AppreciationThere’s no paradise in the Me

There’s no paradise in the Me

Reading time: 3:15 | My life, my liberty and my pursuit of happiness have never been more of a topic than today. Why is that?

Society is seen by many as a problematic and sickening surrounding one doesn’t snug in comfortably anymore. Life has become precarious in many ways, from workplace to neighbourhood, and can be challenging like never before. How well you’re off is playing a defining role more than ever. We see that clearly with the handling of the Coronavirus pandemic. People tend to be more willing to follow the pandemic rules in affluent city areas than in rural areas and less well-off city boroughs. Liberty is the last resort of self-esteem — people can bear only so much.

But even affluent people feel the rapid pace of technological advancements often more as a menace than welcome addition. All of that is the poisoned icing on a long-going development: the fragmentation of families causing the disappearance of essential family bonds.

Friendships have replaced these traditional bonds. But the meaning of the term friendship has been hollowed out by the time until we’re calling people we’ve never seen in real life our friends. Knowing their face by a photograph and have read some lines written by them on social media seems to be enough of a criterion. This race to bottom in social relationships is caused by sheer despair.

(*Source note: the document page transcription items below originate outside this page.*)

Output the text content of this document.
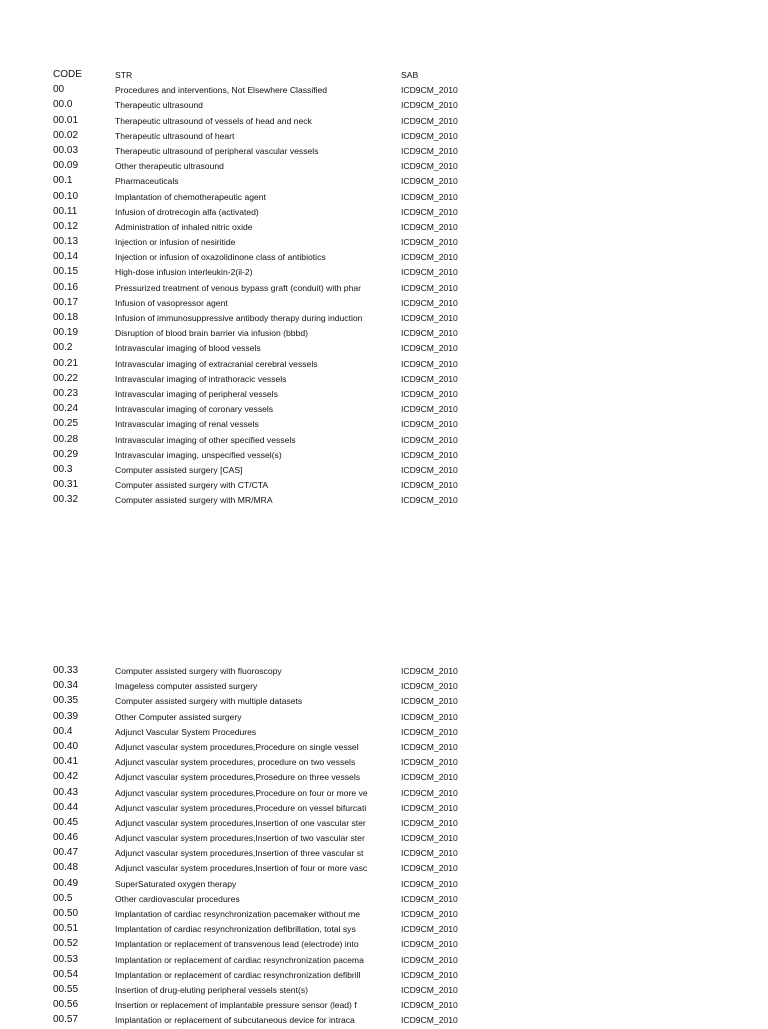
CODE	STR	SAB
00	Procedures and interventions, Not Elsewhere Classified	ICD9CM_2010
00.0	Therapeutic ultrasound	ICD9CM_2010
00.01	Therapeutic ultrasound of vessels of head and neck	ICD9CM_2010
00.02	Therapeutic ultrasound of heart	ICD9CM_2010
00.03	Therapeutic ultrasound of peripheral vascular vessels	ICD9CM_2010
00.09	Other therapeutic ultrasound	ICD9CM_2010
00.1	Pharmaceuticals	ICD9CM_2010
00.10	Implantation of chemotherapeutic agent	ICD9CM_2010
00.11	Infusion of drotrecogin alfa (activated)	ICD9CM_2010
00.12	Administration of inhaled nitric oxide	ICD9CM_2010
00.13	Injection or infusion of nesiritide	ICD9CM_2010
00.14	Injection or infusion of oxazolidinone class of antibiotics	ICD9CM_2010
00.15	High-dose infusion interleukin-2(il-2)	ICD9CM_2010
00.16	Pressurized treatment of venous bypass graft (conduit) with phar	ICD9CM_2010
00.17	Infusion of vasopressor agent	ICD9CM_2010
00.18	Infusion of immunosuppressive antibody therapy during induction	ICD9CM_2010
00.19	Disruption of blood brain barrier via infusion (bbbd)	ICD9CM_2010
00.2	Intravascular imaging of blood vessels	ICD9CM_2010
00.21	Intravascular imaging of extracranial cerebral vessels	ICD9CM_2010
00.22	Intravascular imaging of intrathoracic vessels	ICD9CM_2010
00.23	Intravascular imaging of peripheral vessels	ICD9CM_2010
00.24	Intravascular imaging of coronary vessels	ICD9CM_2010
00.25	Intravascular imaging of renal vessels	ICD9CM_2010
00.28	Intravascular imaging of other specified vessels	ICD9CM_2010
00.29	Intravascular imaging, unspecified vessel(s)	ICD9CM_2010
00.3	Computer assisted surgery [CAS]	ICD9CM_2010
00.31	Computer assisted surgery with CT/CTA	ICD9CM_2010
00.32	Computer assisted surgery with MR/MRA	ICD9CM_2010
00.33	Computer assisted surgery with fluoroscopy	ICD9CM_2010
00.34	Imageless computer assisted surgery	ICD9CM_2010
00.35	Computer assisted surgery with multiple datasets	ICD9CM_2010
00.39	Other Computer assisted surgery	ICD9CM_2010
00.4	Adjunct Vascular System Procedures	ICD9CM_2010
00.40	Adjunct vascular system procedures,Procedure on single vessel	ICD9CM_2010
00.41	Adjunct vascular system procedures, procedure on two vessels	ICD9CM_2010
00.42	Adjunct vascular system procedures,Prosedure on three vessels	ICD9CM_2010
00.43	Adjunct vascular system procedures,Procedure on four or more ve	ICD9CM_2010
00.44	Adjunct vascular system procedures,Procedure on vessel bifurcati	ICD9CM_2010
00.45	Adjunct vascular system procedures,Insertion of one vascular ster	ICD9CM_2010
00.46	Adjunct vascular system procedures,Insertion of two vascular ster	ICD9CM_2010
00.47	Adjunct vascular system procedures,Insertion of three vascular st	ICD9CM_2010
00.48	Adjunct vascular system procedures,Insertion of four or more vasc	ICD9CM_2010
00.49	SuperSaturated oxygen therapy	ICD9CM_2010
00.5	Other cardiovascular procedures	ICD9CM_2010
00.50	Implantation of cardiac resynchronization pacemaker without me	ICD9CM_2010
00.51	Implantation of cardiac resynchronization defibrillation, total sys	ICD9CM_2010
00.52	Implantation or replacement of transvenous lead (electrode) into	ICD9CM_2010
00.53	Implantation or replacement of cardiac resynchronization pacema	ICD9CM_2010
00.54	Implantation or replacement of cardiac resynchronization defibrill	ICD9CM_2010
00.55	Insertion of drug-eluting peripheral vessels stent(s)	ICD9CM_2010
00.56	Insertion or replacement of implantable pressure sensor (lead) f	ICD9CM_2010
00.57	Implantation or replacement of subcutaneous device for intraca	ICD9CM_2010
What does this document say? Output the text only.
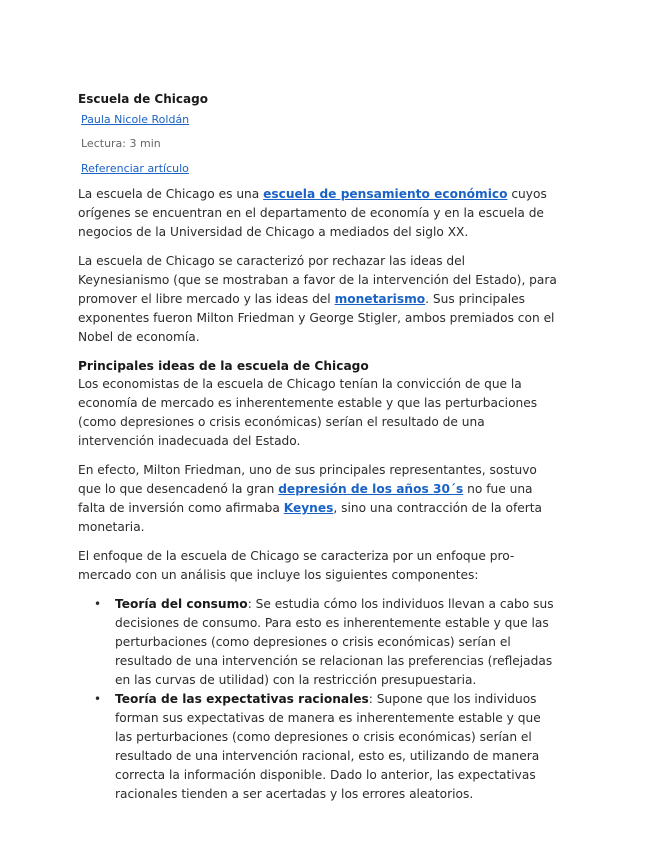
Escuela de Chicago
Paula Nicole Roldán
Lectura: 3 min
Referenciar artículo

La escuela de Chicago es una escuela de pensamiento económico cuyos orígenes se encuentran en el departamento de economía y en la escuela de negocios de la Universidad de Chicago a mediados del siglo XX.

La escuela de Chicago se caracterizó por rechazar las ideas del Keynesianismo (que se mostraban a favor de la intervención del Estado), para promover el libre mercado y las ideas del monetarismo. Sus principales exponentes fueron Milton Friedman y George Stigler, ambos premiados con el Nobel de economía.

Principales ideas de la escuela de Chicago

Los economistas de la escuela de Chicago tenían la convicción de que la economía de mercado es inherentemente estable y que las perturbaciones (como depresiones o crisis económicas) serían el resultado de una intervención inadecuada del Estado.

En efecto, Milton Friedman, uno de sus principales representantes, sostuvo que lo que desencadenó la gran depresión de los años 30´s no fue una falta de inversión como afirmaba Keynes, sino una contracción de la oferta monetaria.

El enfoque de la escuela de Chicago se caracteriza por un enfoque pro-mercado con un análisis que incluye los siguientes componentes:

• Teoría del consumo: Se estudia cómo los individuos llevan a cabo sus decisiones de consumo. Para esto es inherentemente estable y que las perturbaciones (como depresiones o crisis económicas) serían el resultado de una intervención se relacionan las preferencias (reflejadas en las curvas de utilidad) con la restricción presupuestaria.
• Teoría de las expectativas racionales: Supone que los individuos forman sus expectativas de manera es inherentemente estable y que las perturbaciones (como depresiones o crisis económicas) serían el resultado de una intervención racional, esto es, utilizando de manera correcta la información disponible. Dado lo anterior, las expectativas racionales tienden a ser acertadas y los errores aleatorios.
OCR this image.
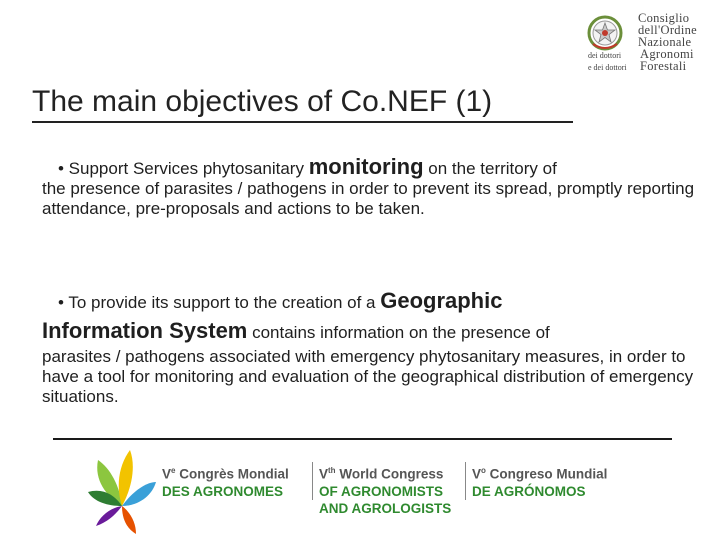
Consiglio
dell'Ordine
Nazionale
dei dottori Agronomi
e dei dottori Forestali
The main objectives of Co.NEF (1)
• Support Services phytosanitary monitoring on the territory of
the presence of parasites / pathogens in order to prevent its spread, promptly reporting attendance, pre-proposals and actions to be taken.
• To provide its support to the creation of a Geographic
Information System contains information on the presence of
parasites / pathogens associated with emergency phytosanitary measures, in order to have a tool for monitoring and evaluation of the geographical distribution of emergency situations.
Ve Congrès Mondial
DES AGRONOMES
Vth World Congress
OF AGRONOMISTS
AND AGROLOGISTS
$V^o$ Congreso Mundial
DE AGRÓNOMOS
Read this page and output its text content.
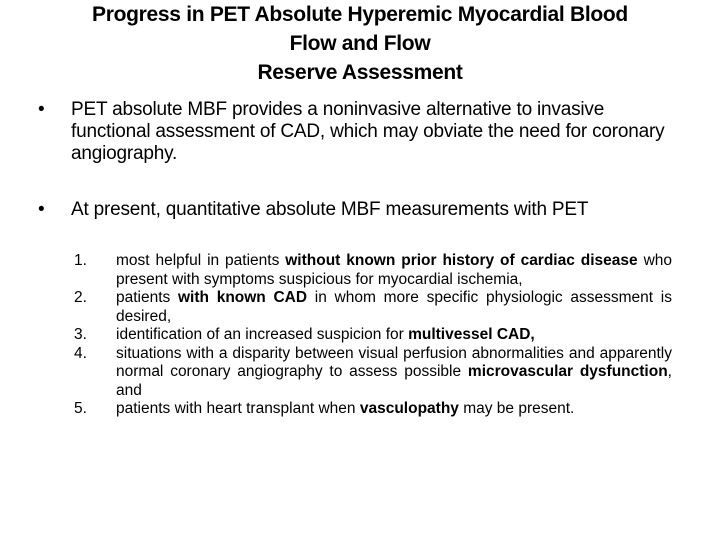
Progress in PET Absolute Hyperemic Myocardial Blood
Flow and Flow
Reserve Assessment
•	PET absolute MBF provides a noninvasive alternative to invasive functional assessment of CAD, which may obviate the need for coronary angiography.
•	At present, quantitative absolute MBF measurements with PET
1.	most helpful in patients without known prior history of cardiac disease who present with symptoms suspicious for myocardial ischemia,
2.	patients with known CAD in whom more specific physiologic assessment is desired,
3.	identification of an increased suspicion for multivessel CAD,
4.	situations with a disparity between visual perfusion abnormalities and apparently normal coronary angiography to assess possible microvascular dysfunction, and
5.	patients with heart transplant when vasculopathy may be present.
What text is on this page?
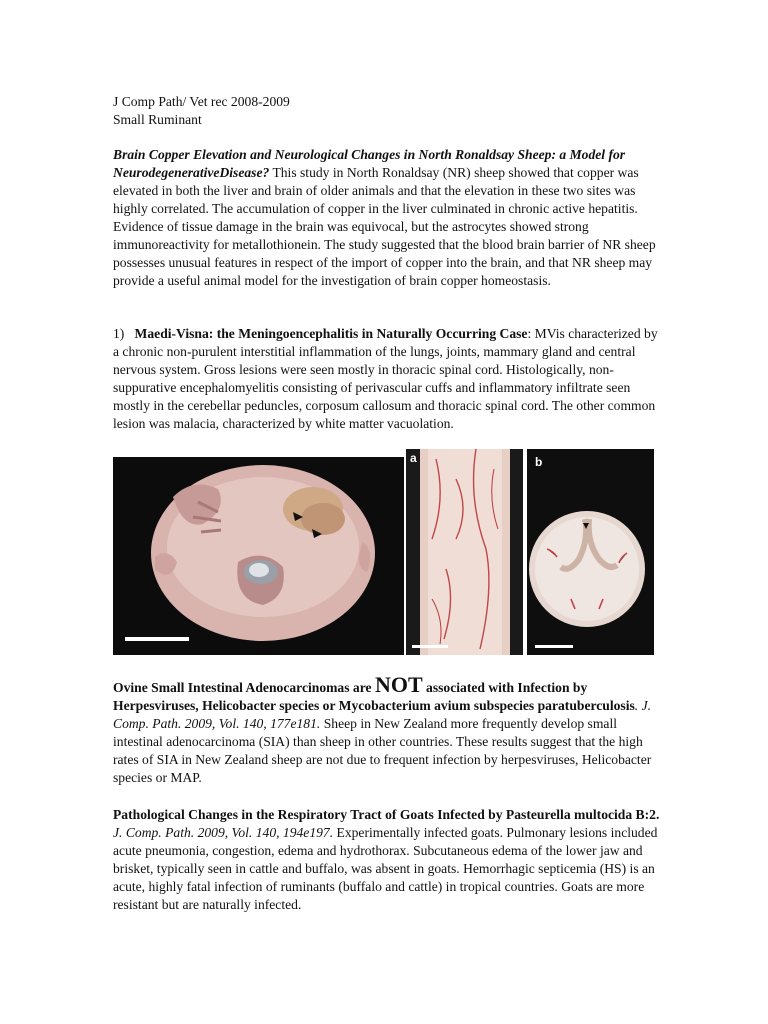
J Comp Path/ Vet rec 2008-2009
Small Ruminant
Brain Copper Elevation and Neurological Changes in North Ronaldsay Sheep: a Model for NeurodegenerativeDisease? This study in North Ronaldsay (NR) sheep showed that copper was elevated in both the liver and brain of older animals and that the elevation in these two sites was highly correlated. The accumulation of copper in the liver culminated in chronic active hepatitis. Evidence of tissue damage in the brain was equivocal, but the astrocytes showed strong immunoreactivity for metallothionein. The study suggested that the blood brain barrier of NR sheep possesses unusual features in respect of the import of copper into the brain, and that NR sheep may provide a useful animal model for the investigation of brain copper homeostasis.
1) Maedi-Visna: the Meningoencephalitis in Naturally Occurring Case: MVis characterized by a chronic non-purulent interstitial inflammation of the lungs, joints, mammary gland and central nervous system. Gross lesions were seen mostly in thoracic spinal cord. Histologically, non-suppurative encephalomyelitis consisting of perivascular cuffs and inflammatory infiltrate seen mostly in the cerebellar peduncles, corposum callosum and thoracic spinal cord. The other common lesion was malacia, characterized by white matter vacuolation.
a	b
Ovine Small Intestinal Adenocarcinomas are NOT associated with Infection by Herpesviruses, Helicobacter species or Mycobacterium avium subspecies paratuberculosis. J. Comp. Path. 2009, Vol. 140, 177e181. Sheep in New Zealand more frequently develop small intestinal adenocarcinoma (SIA) than sheep in other countries. These results suggest that the high rates of SIA in New Zealand sheep are not due to frequent infection by herpesviruses, Helicobacter species or MAP.
Pathological Changes in the Respiratory Tract of Goats Infected by Pasteurella multocida B:2. J. Comp. Path. 2009, Vol. 140, 194e197. Experimentally infected goats. Pulmonary lesions included acute pneumonia, congestion, edema and hydrothorax. Subcutaneous edema of the lower jaw and brisket, typically seen in cattle and buffalo, was absent in goats. Hemorrhagic septicemia (HS) is an acute, highly fatal infection of ruminants (buffalo and cattle) in tropical countries. Goats are more resistant but are naturally infected.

People are longing for the past, for long-gone values, are wading in nostalgia. The German saying gestern war alles besser (yesterday everything was better) has more meaning than ever which is one reason for the success of populist movements, the religious right and the far-right. The gap between rural people and city dwellers widens by the day.

But we were wrong by a far shot if we addressed these issues only to country folks. The truth is, city people are affected too, if not even more — only they don’t bathe in reactionary movements. There’s no whitewashing for the hip, liberal city dwellers — on the contrary.

While, in their despair, rural people seek social cohesion by fostering traditional social arrangements and often fail, as the Fentanyl pandemic in the USA terribly shows, tend liberal city dwellers to swap tested values for purchasable beliefs and fetishes.

In city areas, social bonds are so fragmented and weak that the only person to get some hold from is oneself. The market knows all that, of course, and sells us yoga (belief), iPhones (fetish) and many more things that ought to give us some stability in the stormy weathers of today. But the only thing that grows is the insecure feeling of being superior to others and the desire to elevate your self-worth through othering (e.g. the dumb country redneck) and buying even more fetishes. All that is hardly better than the wide-spread White grievance in the countryside with its dangerous xenophobia and bigotry.

Although we all know that an iPhone isn’t an usPhone that doesn’t give us any social bonding, we desperately need the next model. We do know that yoga is good for one’s health but doesn’t substitute a functioning system of values such as family and real friendships. Still, we invest fortunes in coaches and dubious promises sold on the internet. We do know that social media doesn’t give us peace of mind in any kind compared to proven real-life relationships. But we are badly hooked and believe otherwise.

If we like to know how bad our illness is, we could list people we want to invite to our birthday party. Fetishes oneself with more gadgets and more social media posts won’t fill up our party location. There’s no paradise in the Me, but maybe in the We. It’s time to figure out what this could be, that We.

For a starter, some political and social engagement could be worthwhile. Activities like playing in a band or an amateur theatre, going hiking or sailing with others, playing soccer or tennis, and, of course, doing yoga in a group, is a proven medicine to mitigate the fragmentation of relations and to re-bond society.

That way, we will bring down screen time. We’ll have more money for social activities by bypassing the next flashy iPhone or any other similar device for that matter. Our daily time of toxic social media will go down to a healthy dose. And our pursuit of happiness will finally be successful.